Daniel Darc
: " Avec Frédéric on a réalisé
toutes les chansons dans son appartement sur un petit ordinateur
de merde en se disant 'Ok on fait tout à deux'. On voulait
aller à l'essentiel sans se perdre dans des conneries. Dehors
les virtuoses ! La production avec des trucs partout, les gens que
j'aime s'en foutent. Une chanson si elle est bonne doit vivre avec
une guitare et la voix.
Jamais,
Jamais, l'une des chansons de ton album, est d'une beauté
langoureuse qui plombe l'amour crétin que chante tous ces
farfadets de la variété française ?
Je ne sais pas qui je fume vraiment
enfin j'ai une vague idée
(rire) mais c'est vraiment ma seule façon de faire les choses.
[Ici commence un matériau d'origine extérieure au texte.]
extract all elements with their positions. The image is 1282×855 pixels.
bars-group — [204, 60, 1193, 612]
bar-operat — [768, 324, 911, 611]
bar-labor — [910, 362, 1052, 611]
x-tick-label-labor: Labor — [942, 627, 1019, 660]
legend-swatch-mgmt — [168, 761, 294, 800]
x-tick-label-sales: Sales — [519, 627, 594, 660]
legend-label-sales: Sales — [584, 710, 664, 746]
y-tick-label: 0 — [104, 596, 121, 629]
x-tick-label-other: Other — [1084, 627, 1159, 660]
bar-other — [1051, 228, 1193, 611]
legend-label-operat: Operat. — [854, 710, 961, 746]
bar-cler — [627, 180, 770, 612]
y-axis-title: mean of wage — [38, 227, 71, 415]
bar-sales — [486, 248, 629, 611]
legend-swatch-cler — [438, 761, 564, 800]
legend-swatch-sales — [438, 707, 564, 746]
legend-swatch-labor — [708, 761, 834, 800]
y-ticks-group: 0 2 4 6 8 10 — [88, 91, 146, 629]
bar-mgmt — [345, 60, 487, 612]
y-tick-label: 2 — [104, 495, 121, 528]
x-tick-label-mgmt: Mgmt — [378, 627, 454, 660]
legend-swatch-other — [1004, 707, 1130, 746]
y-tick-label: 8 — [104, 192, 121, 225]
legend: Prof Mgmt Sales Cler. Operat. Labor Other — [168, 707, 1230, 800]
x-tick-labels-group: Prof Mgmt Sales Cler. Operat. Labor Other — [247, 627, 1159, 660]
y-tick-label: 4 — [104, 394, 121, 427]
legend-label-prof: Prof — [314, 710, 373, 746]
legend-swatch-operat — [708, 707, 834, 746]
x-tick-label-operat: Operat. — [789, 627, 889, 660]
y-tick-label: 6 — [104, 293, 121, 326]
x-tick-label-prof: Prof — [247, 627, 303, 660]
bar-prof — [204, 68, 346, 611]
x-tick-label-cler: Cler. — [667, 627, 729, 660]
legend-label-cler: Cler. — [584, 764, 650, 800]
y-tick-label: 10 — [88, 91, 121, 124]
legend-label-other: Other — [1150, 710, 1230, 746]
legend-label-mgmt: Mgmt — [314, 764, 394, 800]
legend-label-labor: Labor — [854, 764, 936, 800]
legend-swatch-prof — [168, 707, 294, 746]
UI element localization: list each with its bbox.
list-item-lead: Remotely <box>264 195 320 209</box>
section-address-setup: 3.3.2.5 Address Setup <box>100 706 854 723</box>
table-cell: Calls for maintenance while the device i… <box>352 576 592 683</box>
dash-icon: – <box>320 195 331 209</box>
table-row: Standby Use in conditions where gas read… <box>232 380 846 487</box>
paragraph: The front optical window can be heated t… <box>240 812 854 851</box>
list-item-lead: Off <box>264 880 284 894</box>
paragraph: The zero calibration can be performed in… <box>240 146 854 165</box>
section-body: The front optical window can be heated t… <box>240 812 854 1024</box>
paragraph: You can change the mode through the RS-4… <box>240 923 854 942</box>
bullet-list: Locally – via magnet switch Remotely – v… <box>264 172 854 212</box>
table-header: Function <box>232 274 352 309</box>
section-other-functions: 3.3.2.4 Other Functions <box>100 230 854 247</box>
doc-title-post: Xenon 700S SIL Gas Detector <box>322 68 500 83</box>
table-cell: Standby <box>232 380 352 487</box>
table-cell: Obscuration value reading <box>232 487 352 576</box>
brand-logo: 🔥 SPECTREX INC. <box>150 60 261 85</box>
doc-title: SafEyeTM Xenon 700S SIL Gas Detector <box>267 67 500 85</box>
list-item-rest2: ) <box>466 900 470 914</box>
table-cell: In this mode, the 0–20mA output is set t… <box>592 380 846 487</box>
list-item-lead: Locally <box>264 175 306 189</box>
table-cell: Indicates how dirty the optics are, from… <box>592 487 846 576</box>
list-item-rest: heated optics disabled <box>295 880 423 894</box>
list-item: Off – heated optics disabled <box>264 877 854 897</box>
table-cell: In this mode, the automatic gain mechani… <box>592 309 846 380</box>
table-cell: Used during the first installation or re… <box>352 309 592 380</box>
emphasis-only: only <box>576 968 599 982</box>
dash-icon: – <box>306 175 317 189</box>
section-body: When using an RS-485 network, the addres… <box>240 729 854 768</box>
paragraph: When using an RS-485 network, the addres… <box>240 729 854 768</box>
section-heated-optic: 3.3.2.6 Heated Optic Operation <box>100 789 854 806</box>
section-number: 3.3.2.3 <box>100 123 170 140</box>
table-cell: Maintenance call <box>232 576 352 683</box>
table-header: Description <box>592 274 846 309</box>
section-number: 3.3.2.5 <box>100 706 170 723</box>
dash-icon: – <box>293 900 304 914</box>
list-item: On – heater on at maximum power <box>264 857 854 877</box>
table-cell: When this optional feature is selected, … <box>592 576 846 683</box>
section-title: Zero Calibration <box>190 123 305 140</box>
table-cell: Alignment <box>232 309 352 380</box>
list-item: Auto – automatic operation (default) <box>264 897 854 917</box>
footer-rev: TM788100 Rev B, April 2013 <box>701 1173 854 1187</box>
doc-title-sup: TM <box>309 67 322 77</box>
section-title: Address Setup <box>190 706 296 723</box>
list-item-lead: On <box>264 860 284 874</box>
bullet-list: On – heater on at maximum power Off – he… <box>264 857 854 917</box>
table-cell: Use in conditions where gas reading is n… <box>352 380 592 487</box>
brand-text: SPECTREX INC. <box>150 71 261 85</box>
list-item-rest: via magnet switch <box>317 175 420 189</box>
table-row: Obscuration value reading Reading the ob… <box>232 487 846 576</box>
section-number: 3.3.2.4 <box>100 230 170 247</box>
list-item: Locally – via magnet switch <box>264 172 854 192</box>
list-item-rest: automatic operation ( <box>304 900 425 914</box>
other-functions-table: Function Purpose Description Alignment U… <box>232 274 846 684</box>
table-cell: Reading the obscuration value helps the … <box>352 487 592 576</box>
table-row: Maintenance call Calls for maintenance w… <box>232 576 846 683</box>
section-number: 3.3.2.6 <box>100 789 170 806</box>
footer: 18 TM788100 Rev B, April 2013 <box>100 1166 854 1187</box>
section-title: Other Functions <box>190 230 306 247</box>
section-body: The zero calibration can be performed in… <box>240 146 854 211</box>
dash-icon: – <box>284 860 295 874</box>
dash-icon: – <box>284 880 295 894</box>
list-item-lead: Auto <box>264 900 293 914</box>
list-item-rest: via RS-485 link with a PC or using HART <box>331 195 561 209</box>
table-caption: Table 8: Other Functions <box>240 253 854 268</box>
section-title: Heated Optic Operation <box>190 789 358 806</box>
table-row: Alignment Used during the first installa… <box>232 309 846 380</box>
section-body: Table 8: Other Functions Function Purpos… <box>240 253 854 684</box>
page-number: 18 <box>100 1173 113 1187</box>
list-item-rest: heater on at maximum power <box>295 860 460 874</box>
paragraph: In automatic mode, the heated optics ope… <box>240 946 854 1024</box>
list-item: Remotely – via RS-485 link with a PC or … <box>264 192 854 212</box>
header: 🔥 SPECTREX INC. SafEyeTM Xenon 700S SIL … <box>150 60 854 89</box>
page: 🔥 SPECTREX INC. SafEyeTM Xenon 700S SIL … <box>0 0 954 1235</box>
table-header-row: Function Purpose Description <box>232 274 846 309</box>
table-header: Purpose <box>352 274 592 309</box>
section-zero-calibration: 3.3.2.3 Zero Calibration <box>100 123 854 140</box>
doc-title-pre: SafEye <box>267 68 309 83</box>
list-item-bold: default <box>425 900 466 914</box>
Je ne peux écrire qu'au premier degré. Je ne peux
pas faire de l'humour ou raconter la vie d'un mec qui trouve sa
maison bien rangée parce qu'il y a une femme qui habite chez
lui. (rire) T'as vu j'ai cité personne hein ?
 |
Tes
souffrances personnelles sont d'ailleurs en relation avec certains
titres. Peux tu nous expliquer dans quelles circonstances fut
enregistré Psaume 23 ?
J'ai enregistré cette chanson alors que le lendemain
je rentrais à l'hôpital pour décrocher de
l'alcool. Après avoir vomi 40 litres de sang c'était
peut être intéressant d'arrêter les dégâts.
C'est pour ça, notamment, que ma voix est malhabile et
mal enregistrée. Je me balançais d'un côté
à l'autre en tapant du pied en même temps. D'ailleurs
si tu mets le volume assez fort tu peux l'entendre. Les gens
qui me connaissent croyaient vraiment que j'allais crever. Alors
je ne sais pas ce qui s'est passé
ou alors je savais
trop bien car ce psaume est souvent lu aux enterrements. |
" En enterrement
" j'ai beaucoup d'expérience. Entre mes amis qui sont
morts du sida, ceux qui se sont flingués d'une balle dans
la tête, d'une pendaison et d'une overdose j'ai entendu ces
paroles trop de fois.
Tu
as parcouru l'enfer de long en large et soudain on ressent chez
toi, comme une envie d'aller voir ce qui se trame au paradis ?
Quand je mourrai j'irai au paradis car j'aurais vécu toute
ma vie un enfer.
Ta
voix ne correspond pas à quelqu'un qui a 45 ans. Elle n'est
pas celle d'un mec qui a remisé (après avoir éclusé),
une tonne de bouteilles à la cave ?
En premier je crois que cela vient du fait que je n'ai jamais fumé
de ma vie. Et puis cela vient de l'émotion aussi de chanter
mes textes. Je suis ému quand je chante car je ne triche
pas. Je reste adolescent dans ces moments là et le rock est
une musique d'ado.
Rock
comme la phrase de Johnny Cash " I killed this man in Reno
just to watch him die " ?
Il y en a qui franchissent le pas, d'autres qui ne le font jamais.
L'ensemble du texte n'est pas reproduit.